The Olympian

Gaps found in legal defense

By Brad Shannon | The Olympian • Published April 13, 2008

A new report shows state funding is helping some counties make sure poorer people accused of crimes get fairly defended in court, but there still are glaring gaps in the legal system.

The state Office of Public Defense, led by Joanne Moore, released its second annual report Friday.

Seattle University law professor Robert Boruchowitz called the situation a crisis because poor juvenile defendants still are appearing in courts in 17 counties without a public-funded lawyer.

The report shows low pay and high caseloads are a problem mainly in smaller or rural communities.

State lawmakers agreed for the first time in 2006 to provide money to county public-defense programs at the trial level, and they boosted funding last year to $6.5 million a year. That's a fraction of the $87 million a year paid by counties.

The extra money and a pilot program that started in 2006 in Thurston County and other jurisdictions improved the quality of defense, Moore said. One Thurston County judge said the pilot program that funds District Court in Olympia "made the biggest difference in the courtroom he's seen in 25 years," Moore said.

The national movement to ensure legal defense to the indigent got its impetus in 1963 when the U.S. Supreme Court ruled in the case of a destitute Florida man, Clarence Earl Gideon, convicted of a break-in without having talked to a lawyer, according to the Office of Public Defense.

The decision ensured legal defense to all citizens accused of felonies, and some want Washington to meet a goal of adequate defense before the 50th anniversary of the Gideon decision in 2013.

Boruchowitz said Washington has lagged other states in moving to state financing for the ­public-defense system. But he said better state funding is only one solution.

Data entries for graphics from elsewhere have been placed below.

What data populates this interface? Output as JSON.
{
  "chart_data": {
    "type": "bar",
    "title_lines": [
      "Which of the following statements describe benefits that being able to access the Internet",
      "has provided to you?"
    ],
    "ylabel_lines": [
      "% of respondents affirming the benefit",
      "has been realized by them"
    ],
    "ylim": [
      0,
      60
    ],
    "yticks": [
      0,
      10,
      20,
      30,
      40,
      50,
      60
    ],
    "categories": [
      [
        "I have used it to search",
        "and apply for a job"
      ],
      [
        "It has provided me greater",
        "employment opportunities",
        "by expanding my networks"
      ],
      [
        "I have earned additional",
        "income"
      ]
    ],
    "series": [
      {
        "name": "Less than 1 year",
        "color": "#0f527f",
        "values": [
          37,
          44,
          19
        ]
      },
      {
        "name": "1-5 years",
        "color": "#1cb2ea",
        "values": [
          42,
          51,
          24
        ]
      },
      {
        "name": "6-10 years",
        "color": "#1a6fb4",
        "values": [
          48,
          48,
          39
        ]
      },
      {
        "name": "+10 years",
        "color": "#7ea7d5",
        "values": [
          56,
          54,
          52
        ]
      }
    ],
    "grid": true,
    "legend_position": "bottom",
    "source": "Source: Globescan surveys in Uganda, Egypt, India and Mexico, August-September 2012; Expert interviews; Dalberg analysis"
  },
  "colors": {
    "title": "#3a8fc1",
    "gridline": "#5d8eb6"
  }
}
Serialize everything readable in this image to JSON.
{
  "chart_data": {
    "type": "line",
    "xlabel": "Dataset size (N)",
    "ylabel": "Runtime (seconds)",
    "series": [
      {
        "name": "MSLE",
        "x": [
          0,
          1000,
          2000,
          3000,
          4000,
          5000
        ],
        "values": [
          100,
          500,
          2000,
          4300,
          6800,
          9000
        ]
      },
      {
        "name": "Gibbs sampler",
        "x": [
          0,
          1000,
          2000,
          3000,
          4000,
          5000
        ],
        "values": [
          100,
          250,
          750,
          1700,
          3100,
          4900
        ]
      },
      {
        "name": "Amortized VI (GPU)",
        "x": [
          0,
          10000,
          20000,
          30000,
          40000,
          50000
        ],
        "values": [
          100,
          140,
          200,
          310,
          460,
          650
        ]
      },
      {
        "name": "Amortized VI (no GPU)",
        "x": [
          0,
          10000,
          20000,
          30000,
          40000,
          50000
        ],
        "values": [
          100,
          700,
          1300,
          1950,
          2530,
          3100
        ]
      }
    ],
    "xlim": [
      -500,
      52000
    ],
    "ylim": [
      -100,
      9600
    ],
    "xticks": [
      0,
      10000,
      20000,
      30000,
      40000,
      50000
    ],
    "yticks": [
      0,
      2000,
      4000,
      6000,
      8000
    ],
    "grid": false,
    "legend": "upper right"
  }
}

Another is to divert cases out of the criminal justice system, which Boruchowitz said King County has done with many driving-while-license-suspended cases. That reduced demand on county jail space and ate up less court time, thus freeing other local money for defenders, he said.

Sally Harrison, director of the Office of Assigned Counsel in Thurston County, said Thurston County has a similar adult criminal-diversion program run by the private Friendship Diversion Services. It was set up in the 1980s by former Prosecutor Patrick Sutherland, allowing charges to be dismissed for nonviolent crimes such as forgery and theft if defendants make restitution and do community service.

Harrison's office, which received $234,631 in state funding in December, has grown from 10 staff members to 24 in three years and now provides legal assistance to destitute adults accused of misdemeanors, she said.

For years, Thurston County failed to ensure representation at preliminary appearances for adult misdemeanor cases, but it has always provided representation for juveniles and adults accused of felonies, Harrison said.

The public defender report does not identify counties that fail to meet the constitutional needs of the accused, but separate information provided by the Office of Public Defense to the Legislature lists 17 counties failing to serve juveniles at initial appearances in court.

Thurston and Mason counties are not on the list, but Grays Harbor County is.